工程管理と法規、選択問題はどちらが得点しやすいですか?
人によりますが、工程管理(ネットワーク)は計算手順を覚えれば安定して得点でき、努力が点に直結しやすい分野です。暗記が得意なら法規も頻出テーマが絞られているため対策しやすいでしょう。両方準備し、当日書きやすいほうを選ぶのが理想です。
落ちた人は次の年、何から見直すべきですか?
まず、自分の答案が「設問の条件に沿っていたか」「数値・専門用語で具体的に書けていたか」を点検してください。経験記述前提の古い対策をしていないかの確認も必須です。そのうえで、新形式対応の教材で頻出テーマを理解し直し、書いて・確認するループを組み直すのが近道です。

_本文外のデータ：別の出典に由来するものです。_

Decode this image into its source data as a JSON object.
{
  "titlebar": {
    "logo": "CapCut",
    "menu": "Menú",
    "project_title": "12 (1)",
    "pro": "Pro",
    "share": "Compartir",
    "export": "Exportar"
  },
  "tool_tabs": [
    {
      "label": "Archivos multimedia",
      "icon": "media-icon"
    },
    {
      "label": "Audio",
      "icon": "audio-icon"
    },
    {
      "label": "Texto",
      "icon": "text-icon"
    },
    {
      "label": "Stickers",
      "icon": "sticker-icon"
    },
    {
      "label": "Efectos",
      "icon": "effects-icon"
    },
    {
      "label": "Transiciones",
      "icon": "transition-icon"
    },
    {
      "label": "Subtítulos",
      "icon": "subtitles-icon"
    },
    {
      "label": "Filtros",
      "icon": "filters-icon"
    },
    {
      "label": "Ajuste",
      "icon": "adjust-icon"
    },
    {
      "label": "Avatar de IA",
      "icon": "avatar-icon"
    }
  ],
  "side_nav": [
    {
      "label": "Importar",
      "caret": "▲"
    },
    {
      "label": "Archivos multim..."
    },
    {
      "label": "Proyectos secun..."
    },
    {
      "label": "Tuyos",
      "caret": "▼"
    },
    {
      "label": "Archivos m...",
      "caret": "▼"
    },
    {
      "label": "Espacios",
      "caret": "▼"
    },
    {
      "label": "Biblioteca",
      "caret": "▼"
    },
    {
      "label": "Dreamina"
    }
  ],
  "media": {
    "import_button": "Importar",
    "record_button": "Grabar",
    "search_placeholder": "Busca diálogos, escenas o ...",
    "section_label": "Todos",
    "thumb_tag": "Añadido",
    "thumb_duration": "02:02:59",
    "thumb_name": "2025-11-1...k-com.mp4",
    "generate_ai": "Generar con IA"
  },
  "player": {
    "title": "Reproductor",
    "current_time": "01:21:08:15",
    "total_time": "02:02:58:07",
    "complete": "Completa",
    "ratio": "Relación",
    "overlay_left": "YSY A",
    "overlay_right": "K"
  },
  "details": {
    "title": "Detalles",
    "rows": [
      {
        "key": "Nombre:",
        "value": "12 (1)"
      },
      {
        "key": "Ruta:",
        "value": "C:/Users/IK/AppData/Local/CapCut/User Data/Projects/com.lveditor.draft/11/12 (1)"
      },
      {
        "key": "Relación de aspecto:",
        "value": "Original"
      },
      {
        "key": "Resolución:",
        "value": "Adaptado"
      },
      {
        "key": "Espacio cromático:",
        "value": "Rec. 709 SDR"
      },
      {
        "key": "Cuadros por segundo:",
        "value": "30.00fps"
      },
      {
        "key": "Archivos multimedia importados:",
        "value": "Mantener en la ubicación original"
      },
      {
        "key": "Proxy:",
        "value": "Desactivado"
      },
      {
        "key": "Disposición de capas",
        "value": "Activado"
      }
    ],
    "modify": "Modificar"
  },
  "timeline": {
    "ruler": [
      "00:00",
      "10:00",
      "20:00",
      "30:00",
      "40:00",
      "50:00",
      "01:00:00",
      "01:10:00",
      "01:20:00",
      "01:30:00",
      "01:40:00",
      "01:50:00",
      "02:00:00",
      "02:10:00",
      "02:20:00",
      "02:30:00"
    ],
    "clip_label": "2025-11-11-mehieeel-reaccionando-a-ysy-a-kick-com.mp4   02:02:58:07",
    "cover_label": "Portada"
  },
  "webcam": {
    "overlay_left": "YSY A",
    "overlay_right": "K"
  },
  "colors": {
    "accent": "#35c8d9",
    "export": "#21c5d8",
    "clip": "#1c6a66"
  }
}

まとめ|「頻出テーマ × 落ちる型の回避 × 書く練習」で突破する
最後に要点を整理します。
| ポイント | 内容 |
|---|---|
| 出るところは読める | 必須3問(設備全般・工程管理・法規)+選択(空調 or 衛生)。頻出テーマは分野ごとに明確で、特に工程管理のクリティカルパス・最早最遅、法規の作業主任者・危険の防止は毎年級の頻出です。 |
| 落ちる型を避ける | 設問の読み違い、抽象的な記述、古い対策、丸暗記、時間切れ、客観評価の欠如ーーこの6つを潰すだけで合格率は上がります。 |
| 新形式対応教材で書く練習を積む | 理解して、書いて、確認するループを回すことが、不合格の型を確実に克服する道です。 |
二次試験は「知っているか」ではなく「伝わるように書けるか」を問う試験です。頻出テーマを理解ベースで押さえ、落ちる型を避け、手を動かして仕上げていきましょう。